On May 8, Kachel received a letter saying his daughter’s disability checks would be cut off, and funding she has received since 2009 needs to be paid back in full. The reason?

“They’re saying I’m not her father,” Kachel said, “that I’ve been impersonating someone to get these checks. I’ve brought birth certificates, social security cards, anything I can think of, to the local Social Security office, but they won’t accept them or believe me because someone else is pretending to be me. ... They wouldn’t let me talk to a manager. They’re supposed to be there to help, but they don’t care.”

When Kachel went to re-finance his home recently, he also discovered that someone has been fraudulently using his credit card, he said. He filed a report with the New York State Police, who were helpful, but couldn’t do much for him since Social Security refuses to verify his identity, Kachel said.

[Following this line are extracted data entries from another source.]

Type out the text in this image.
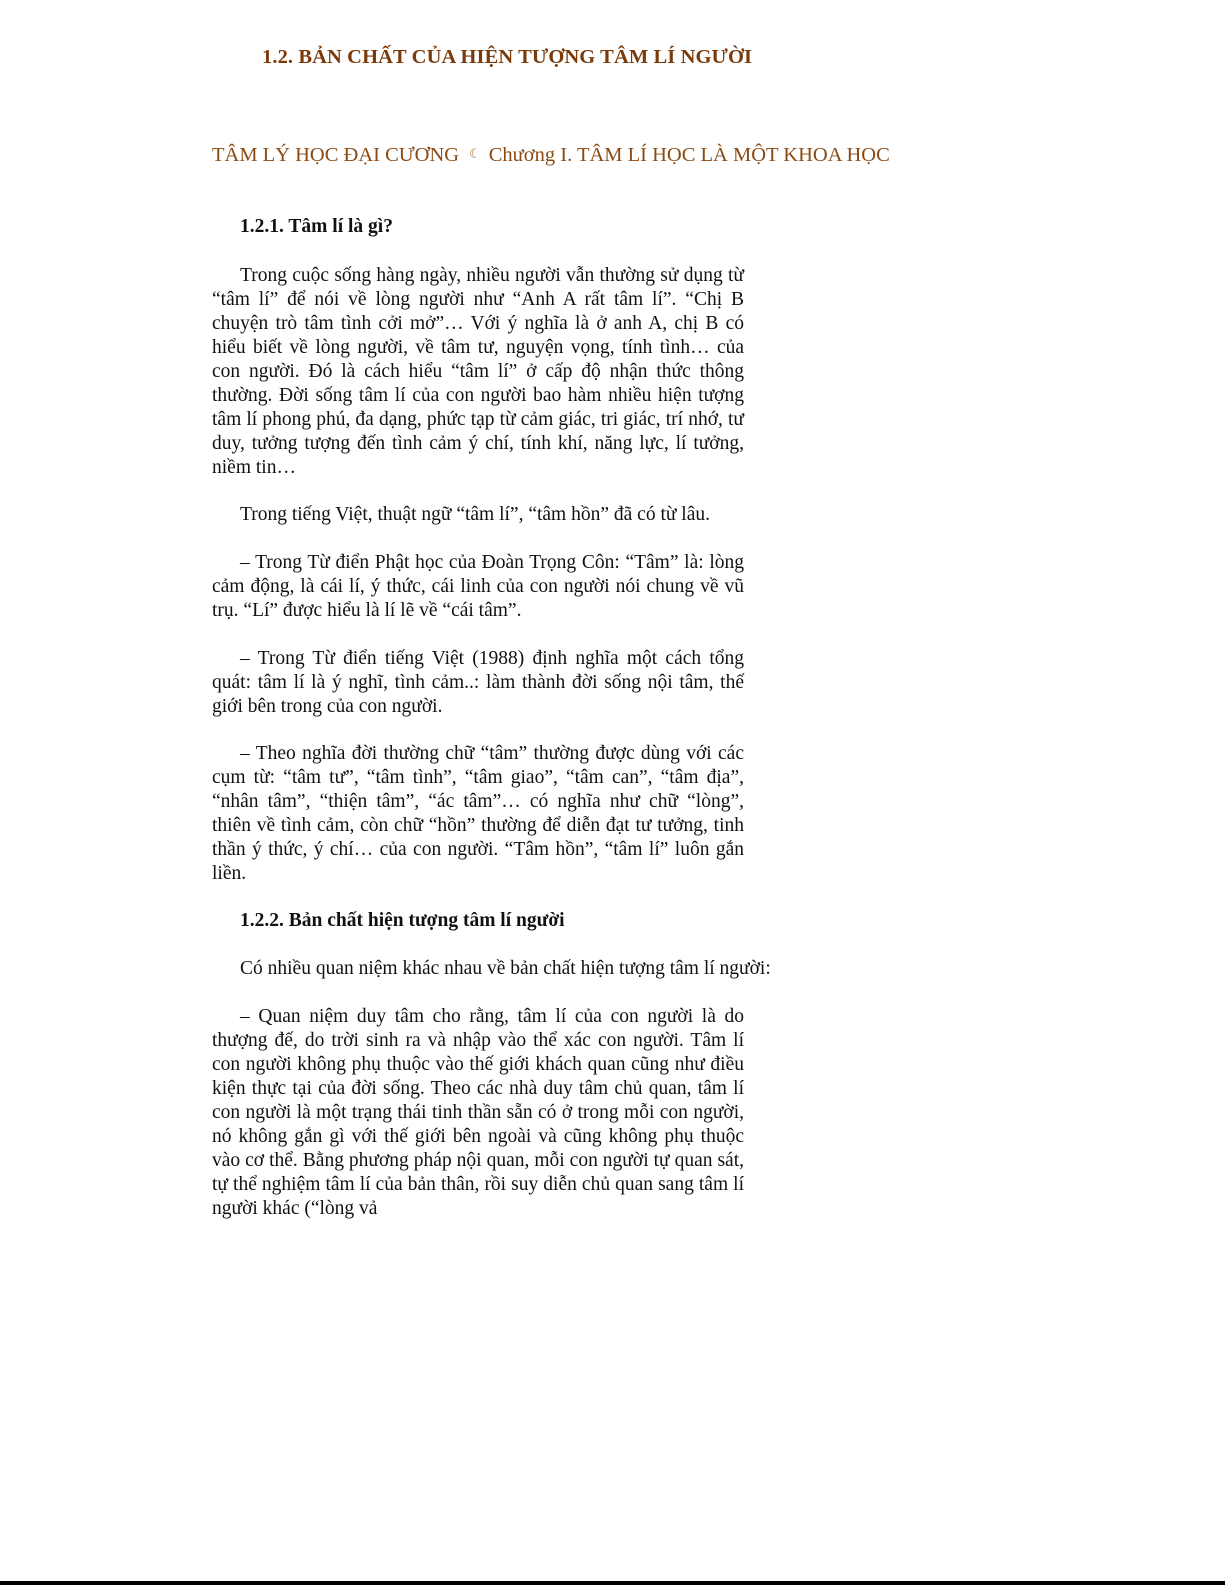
1.2. BẢN CHẤT CỦA HIỆN TƯỢNG TÂM LÍ NGƯỜI
TÂM LÝ HỌC ĐẠI CƯƠNG ☾ Chương I. TÂM LÍ HỌC LÀ MỘT KHOA HỌC
1.2.1. Tâm lí là gì?

Trong cuộc sống hàng ngày, nhiều người vẫn thường sử dụng từ “tâm lí” để nói về lòng người như “Anh A rất tâm lí”. “Chị B chuyện trò tâm tình cởi mở”… Với ý nghĩa là ở anh A, chị B có hiểu biết về lòng người, về tâm tư, nguyện vọng, tính tình… của con người. Đó là cách hiểu “tâm lí” ở cấp độ nhận thức thông thường. Đời sống tâm lí của con người bao hàm nhiều hiện tượng tâm lí phong phú, đa dạng, phức tạp từ cảm giác, tri giác, trí nhớ, tư duy, tưởng tượng đến tình cảm ý chí, tính khí, năng lực, lí tưởng, niềm tin…

Trong tiếng Việt, thuật ngữ “tâm lí”, “tâm hồn” đã có từ lâu.

– Trong Từ điển Phật học của Đoàn Trọng Côn: “Tâm” là: lòng cảm động, là cái lí, ý thức, cái linh của con người nói chung về vũ trụ. “Lí” được hiểu là lí lẽ về “cái tâm”.

– Trong Từ điển tiếng Việt (1988) định nghĩa một cách tổng quát: tâm lí là ý nghĩ, tình cảm..: làm thành đời sống nội tâm, thế giới bên trong của con người.

– Theo nghĩa đời thường chữ “tâm” thường được dùng với các cụm từ: “tâm tư”, “tâm tình”, “tâm giao”, “tâm can”, “tâm địa”, “nhân tâm”, “thiện tâm”, “ác tâm”… có nghĩa như chữ “lòng”, thiên về tình cảm, còn chữ “hồn” thường để diễn đạt tư tưởng, tinh thần ý thức, ý chí… của con người. “Tâm hồn”, “tâm lí” luôn gắn liền.

1.2.2. Bản chất hiện tượng tâm lí người

Có nhiều quan niệm khác nhau về bản chất hiện tượng tâm lí người:

– Quan niệm duy tâm cho rằng, tâm lí của con người là do thượng đế, do trời sinh ra và nhập vào thể xác con người. Tâm lí con người không phụ thuộc vào thế giới khách quan cũng như điều kiện thực tại của đời sống. Theo các nhà duy tâm chủ quan, tâm lí con người là một trạng thái tinh thần sẵn có ở trong mỗi con người, nó không gắn gì với thế giới bên ngoài và cũng không phụ thuộc vào cơ thể. Bằng phương pháp nội quan, mỗi con người tự quan sát, tự thể nghiệm tâm lí của bản thân, rồi suy diễn chủ quan sang tâm lí người khác (“lòng vả
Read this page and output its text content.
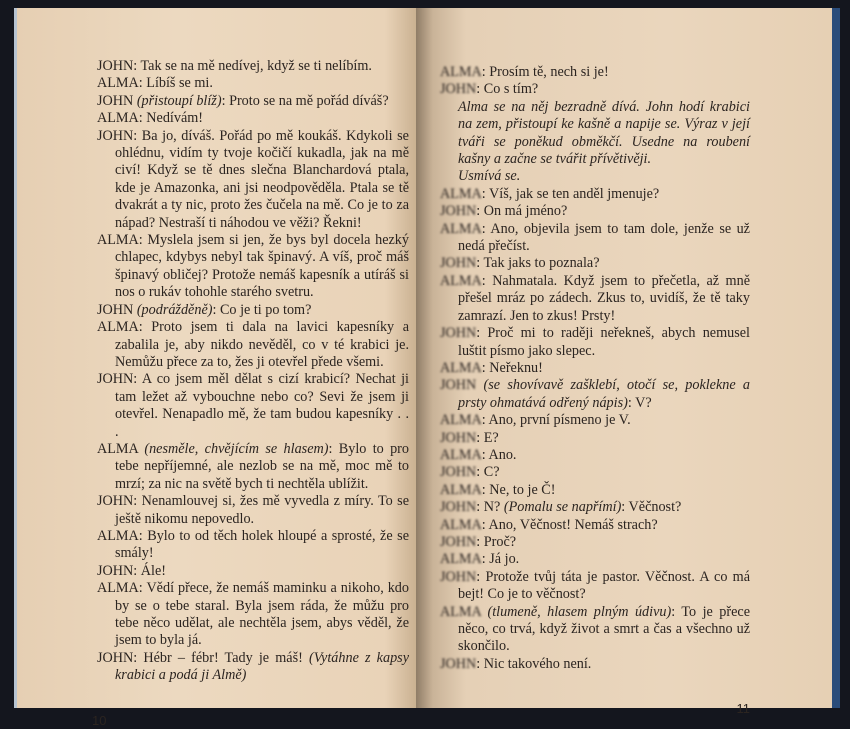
JOHN: Tak se na mě nedívej, když se ti nelíbím.

ALMA: Líbíš se mi.

JOHN (přistoupí blíž): Proto se na mě pořád díváš?

ALMA: Nedívám!

JOHN: Ba jo, díváš. Pořád po mě koukáš. Kdykoli se ohlédnu, vidím ty tvoje kočičí kukadla, jak na mě civí! Když se tě dnes slečna Blanchardová ptala, kde je Amazonka, ani jsi neodpověděla. Ptala se tě dvakrát a ty nic, proto žes čučela na mě. Co je to za nápad? Nestraší ti náhodou ve věži? Řekni!

ALMA: Myslela jsem si jen, že bys byl docela hezký chlapec, kdybys nebyl tak špinavý. A víš, proč máš špinavý obličej? Protože nemáš kapesník a utíráš si nos o rukáv tohohle starého svetru.

JOHN (podrážděně): Co je ti po tom?

ALMA: Proto jsem ti dala na lavici kapesníky a zabalila je, aby nikdo nevěděl, co v té krabici je. Nemůžu přece za to, žes ji otevřel přede všemi.

JOHN: A co jsem měl dělat s cizí krabicí? Nechat ji tam ležet až vybouchne nebo co? Sevi že jsem ji otevřel. Nenapadlo mě, že tam budou kapesníky . . .

ALMA (nesměle, chvějícím se hlasem): Bylo to pro tebe nepříjemné, ale nezlob se na mě, moc mě to mrzí; za nic na světě bych ti nechtěla ublížit.

JOHN: Nenamlouvej si, žes mě vyvedla z míry. To se ještě nikomu nepovedlo.

ALMA: Bylo to od těch holek hloupé a sprosté, že se smály!

JOHN: Ále!

ALMA: Vědí přece, že nemáš maminku a nikoho, kdo by se o tebe staral. Byla jsem ráda, že můžu pro tebe něco udělat, ale nechtěla jsem, abys věděl, že jsem to byla já.

JOHN: Hébr – fébr! Tady je máš! (Vytáhne z kapsy krabici a podá ji Almě)

10

ALMA: Prosím tě, nech si je!

JOHN: Co s tím?

Alma se na něj bezradně dívá. John hodí krabici na zem, přistoupí ke kašně a napije se. Výraz v její tváři se poněkud obměkčí. Usedne na roubení kašny a začne se tvářit přívětivěji.

Usmívá se.

ALMA: Víš, jak se ten anděl jmenuje?

JOHN: On má jméno?

ALMA: Ano, objevila jsem to tam dole, jenže se už nedá přečíst.

JOHN: Tak jaks to poznala?

ALMA: Nahmatala. Když jsem to přečetla, až mně přešel mráz po zádech. Zkus to, uvidíš, že tě taky zamrazí. Jen to zkus! Prsty!

JOHN: Proč mi to raději neřekneš, abych nemusel luštit písmo jako slepec.

ALMA: Neřeknu!

JOHN (se shovívavě zašklebí, otočí se, poklekne a prsty ohmatává odřený nápis): V?

ALMA: Ano, první písmeno je V.

JOHN: E?

ALMA: Ano.

JOHN: C?

ALMA: Ne, to je Č!

JOHN: N? (Pomalu se napřímí): Věčnost?

ALMA: Ano, Věčnost! Nemáš strach?

JOHN: Proč?

ALMA: Já jo.

JOHN: Protože tvůj táta je pastor. Věčnost. A co má bejt! Co je to věčnost?

ALMA (tlumeně, hlasem plným údivu): To je přece něco, co trvá, když život a smrt a čas a všechno už skončilo.

JOHN: Nic takového není.

11
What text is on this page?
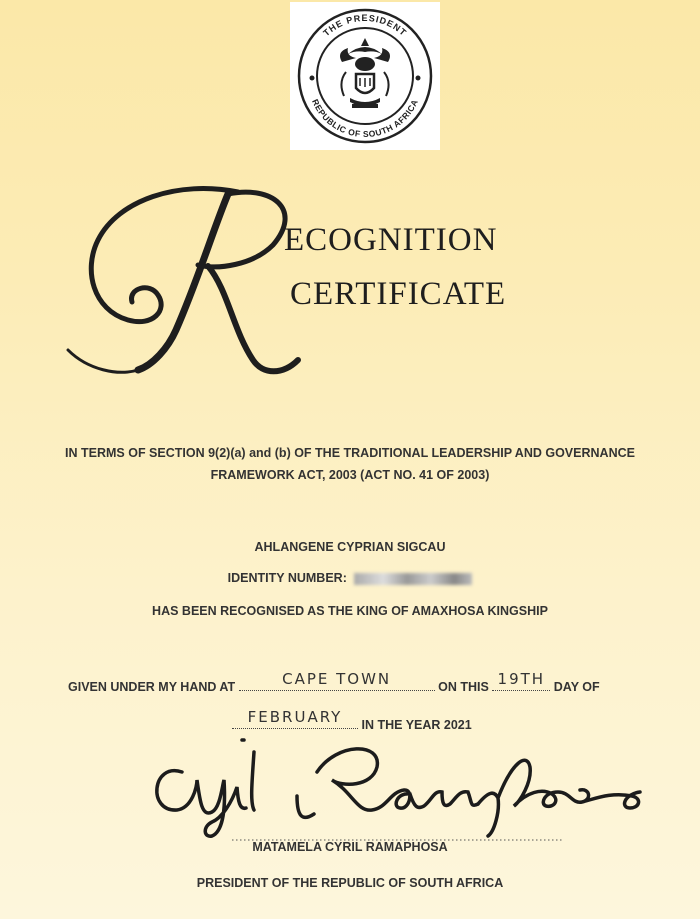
THE PRESIDENT
REPUBLIC OF SOUTH AFRICA
R
ECOGNITION
CERTIFICATE
IN TERMS OF SECTION 9(2)(a) and (b) OF THE TRADITIONAL LEADERSHIP AND GOVERNANCE FRAMEWORK ACT, 2003 (ACT NO. 41 OF 2003)
AHLANGENE CYPRIAN SIGCAU
IDENTITY NUMBER:
HAS BEEN RECOGNISED AS THE KING OF AMAXHOSA KINGSHIP
GIVEN UNDER MY HAND AT	CAPE TOWN	ON THIS 19TH DAY OF
FEBRUARY	IN THE YEAR 2021
Cyril Ramaphosa
MATAMELA CYRIL RAMAPHOSA
PRESIDENT OF THE REPUBLIC OF SOUTH AFRICA
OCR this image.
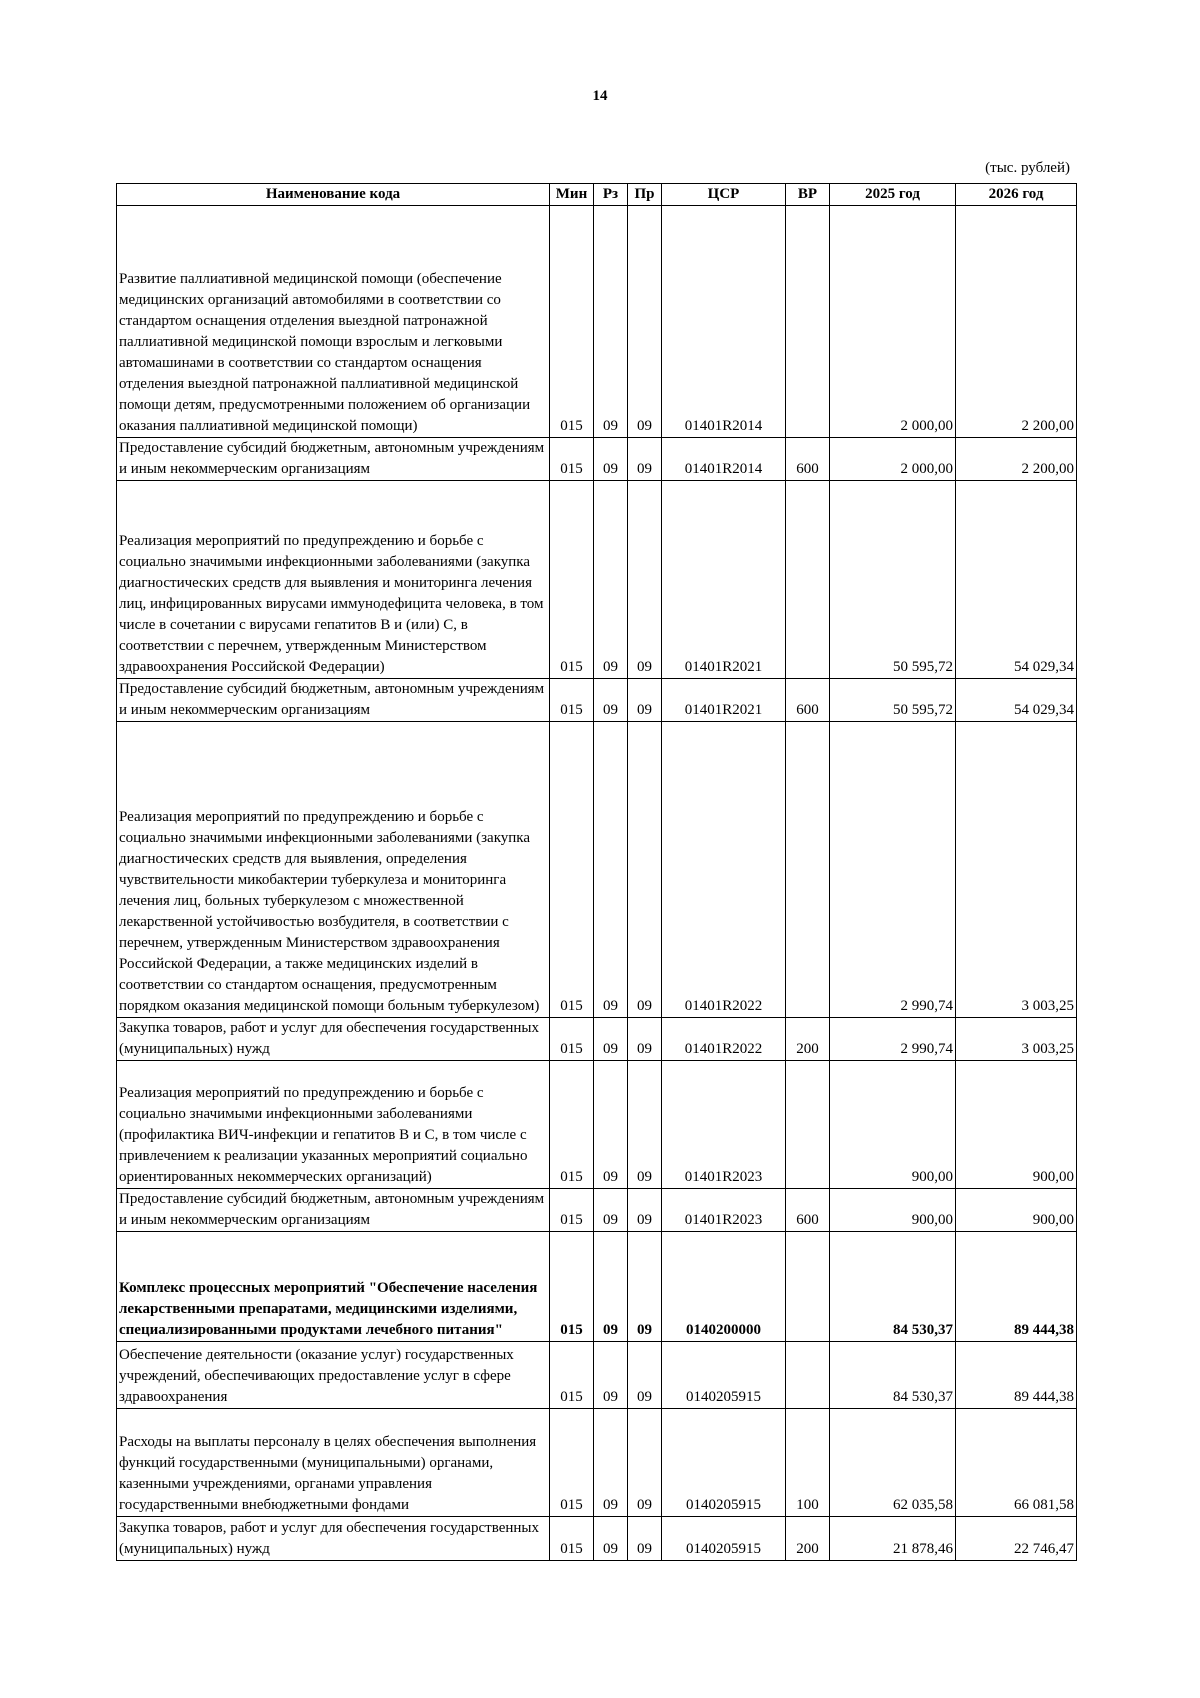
14
(тыс. рублей)
Наименование кода	Мин	Рз	Пр	ЦСР	ВР	2025 год	2026 год
Развитие паллиативной медицинской помощи (обеспечение медицинских организаций автомобилями в соответствии со стандартом оснащения отделения выездной патронажной паллиативной медицинской помощи взрослым и легковыми автомашинами в соответствии со стандартом оснащения отделения выездной патронажной паллиативной медицинской помощи детям, предусмотренными положением об организации оказания паллиативной медицинской помощи)	015	09	09	01401R2014		2 000,00	2 200,00
Предоставление субсидий бюджетным, автономным учреждениям и иным некоммерческим организациям	015	09	09	01401R2014	600	2 000,00	2 200,00
Реализация мероприятий по предупреждению и борьбе с социально значимыми инфекционными заболеваниями (закупка диагностических средств для выявления и мониторинга лечения лиц, инфицированных вирусами иммунодефицита человека, в том числе в сочетании с вирусами гепатитов В и (или) С, в соответствии с перечнем, утвержденным Министерством здравоохранения Российской Федерации)	015	09	09	01401R2021		50 595,72	54 029,34
Предоставление субсидий бюджетным, автономным учреждениям и иным некоммерческим организациям	015	09	09	01401R2021	600	50 595,72	54 029,34
Реализация мероприятий по предупреждению и борьбе с социально значимыми инфекционными заболеваниями (закупка диагностических средств для выявления, определения чувствительности микобактерии туберкулеза и мониторинга лечения лиц, больных туберкулезом с множественной лекарственной устойчивостью возбудителя, в соответствии с перечнем, утвержденным Министерством здравоохранения Российской Федерации, а также медицинских изделий в соответствии со стандартом оснащения, предусмотренным порядком оказания медицинской помощи больным туберкулезом)	015	09	09	01401R2022		2 990,74	3 003,25
Закупка товаров, работ и услуг для обеспечения государственных (муниципальных) нужд	015	09	09	01401R2022	200	2 990,74	3 003,25
Реализация мероприятий по предупреждению и борьбе с социально значимыми инфекционными заболеваниями (профилактика ВИЧ-инфекции и гепатитов В и С, в том числе с привлечением к реализации указанных мероприятий социально ориентированных некоммерческих организаций)	015	09	09	01401R2023		900,00	900,00
Предоставление субсидий бюджетным, автономным учреждениям и иным некоммерческим организациям	015	09	09	01401R2023	600	900,00	900,00
Комплекс процессных мероприятий "Обеспечение населения лекарственными препаратами, медицинскими изделиями, специализированными продуктами лечебного питания"	015	09	09	0140200000		84 530,37	89 444,38
Обеспечение деятельности (оказание услуг) государственных учреждений, обеспечивающих предоставление услуг в сфере здравоохранения	015	09	09	0140205915		84 530,37	89 444,38
Расходы на выплаты персоналу в целях обеспечения выполнения функций государственными (муниципальными) органами, казенными учреждениями, органами управления государственными внебюджетными фондами	015	09	09	0140205915	100	62 035,58	66 081,58
Закупка товаров, работ и услуг для обеспечения государственных (муниципальных) нужд	015	09	09	0140205915	200	21 878,46	22 746,47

According to Identity Hawk, credit-card fraud is the most popular crime for identity thieves. Of the victims of identity theft, 38 percent had their debit or credit card number stolen and 24 percent had a financial number compromised. More than 43 percent of all identity theft is a result of a stolen wallet or paperwork and 11 percent occurs through the internet.

Kachel said his wife works part-time because of an injury and Kachel, who is also disabled, stopped working at Oneonta’s China 19 restaurant recently because of an upcoming heart surgery.

“We’re living off very little income,” Kachel said.

Kachel said he recently applied for welfare, but was again unsuccessful because of identification issues. No one believes he is who he says he is, Kachel said.

The Kachels frequently bring Sara, who is autistic, has muscular dystrophy and suffers from a seizure disorder, to Albany Medical Center for doctor’s appointments. Now, Kachel said, they can no longer afford it and have already had to cancel her upcoming appointment.

Kachel said he doesn’t know how he will pay for his approaching surgery or the mortgage on his home. He is also dealing with car problems, he said.

“I don’t understand how this can all be happening,” Kachel said. 

Donald Rebovich, executive director of the the Center for Identity Management and Information Protection at Utica College, said it would be wise for Kachel to hire an attorney. It could take a while, but legal recourse may be necessary, Rebovich said. In these types of situations the burden is, unfortunately, left on the victim to prove they were victimized, but getting a good attorney is one of the most important things he or she can do.

Kachel said he has contacted a lawyer, who he hopes will be able to help sort things out. His brother-in-law, a retired policeman, is also trying to help.

“I don’t know what’s going to happen,” Kachel said. “I might lose everything I have, including my house and car. But the important thing is that I don’t lose my daughter. I don’t care if I lose everything else, as long as someone doesn’t come in and say I’m unfit to care for her because of my financial situation.”